Avec une cohérence exemplaire, les auteurs nous offrent, en effet, un véritable «manuel» de pédagogie pour une éducation authentiquement émancipatrice. Ils expliquent précisément ce que veut dire «émanciper» et comment il est possible, dans une classe, de travailler de manière coopérative afin que chaque élève puisse apprendre, se dégager de toute forme de fatalité et se construire comme «sujet libre». Chacune des thématiques de ce livre est introduite par une situation concrète, précisément décrite et analysée.
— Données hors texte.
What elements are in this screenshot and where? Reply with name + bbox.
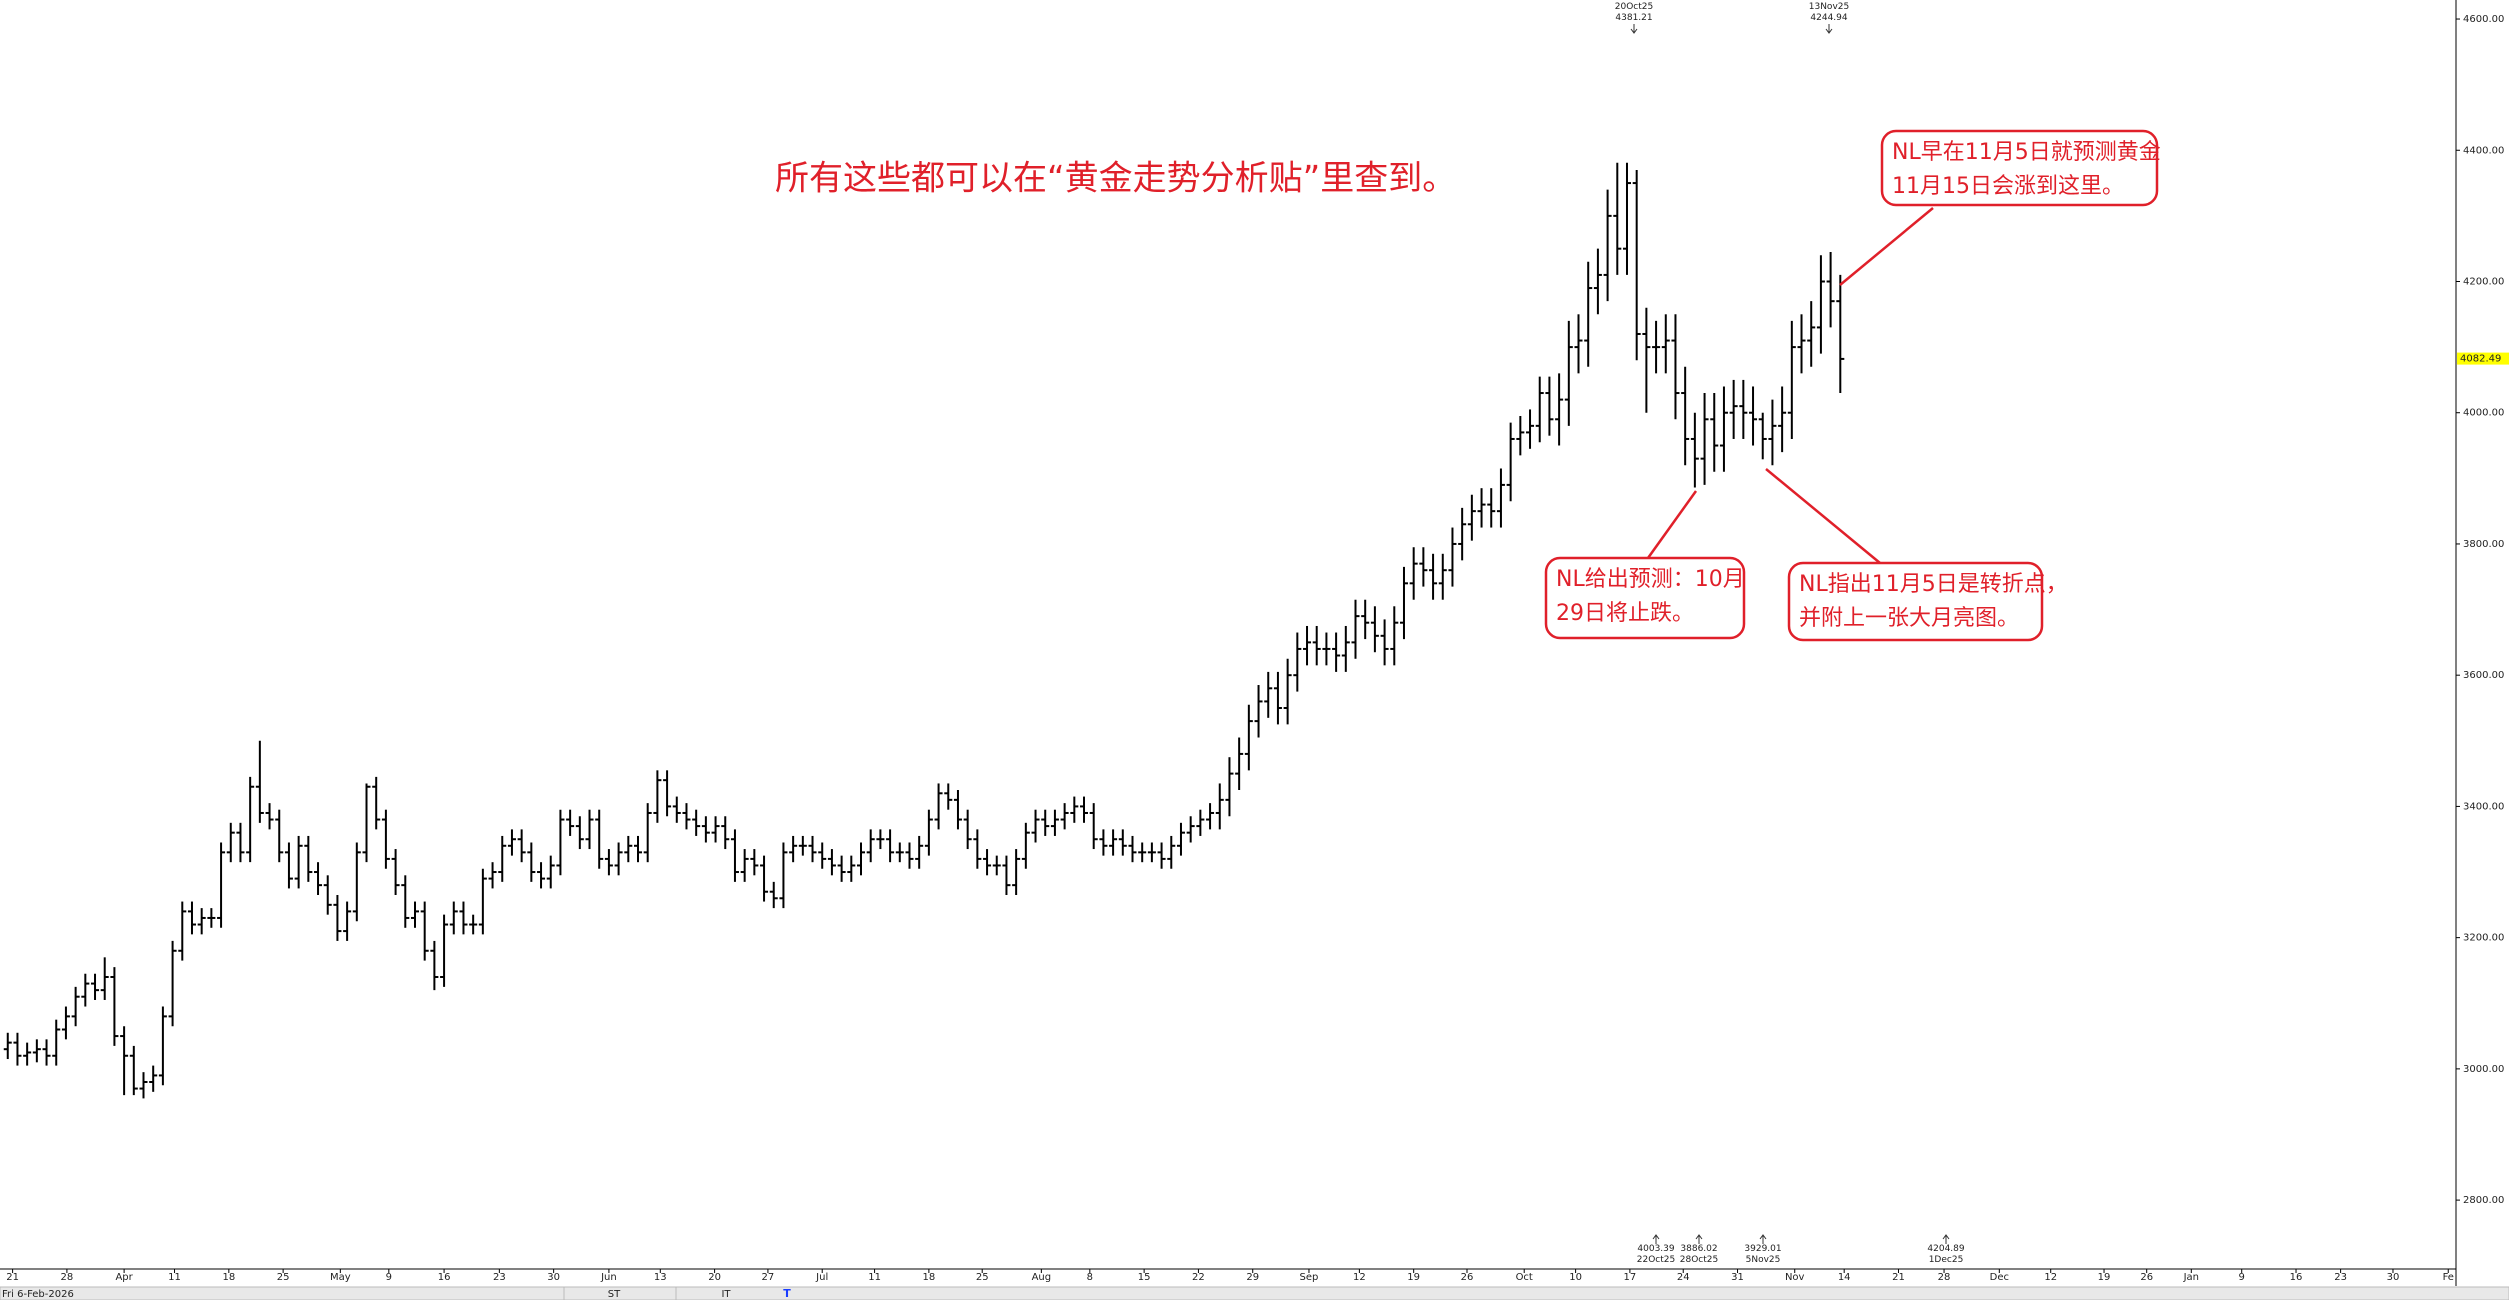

Le lecteur est ainsi plongé dans l’école, face à de «vrais» élèves, confronté aux choix décisifs que l’enseignant doit faire pour dépasser un conflit, trouver un moyen de mobiliser les élèves sur des savoirs complexes, organiser des activités d’apprentissage efficaces… À partir de là sont mobilisées des données issues aussi bien des recherches universitaires que des propositions des pédagogues. Et c’est ainsi que le lecteur construit, en cheminant avec les auteurs, de vrais savoirs professionnels nouveaux
Faire école, un sport de combat / Entre Terrain et Recherche
Par Jacques CORNET, 2015
Jacques Cornet a toujours pratiqué l’écriture professionnelle. Pour lui, un petit morceau de vie de la classe, un incident critique contient toute la complexité et la conflictualité du système scolaire et, plus largement, du monde. Dans ce livre, vous trouverez une sélection de textes qui interrogent le système reproducteur d’inégalités, des textes qui analysent les enjeux de l’école comme institution, des textes qui questionnent la didactique des sciences humaines, des textes qui racontent des pratiques de pédagogie institutionnelle.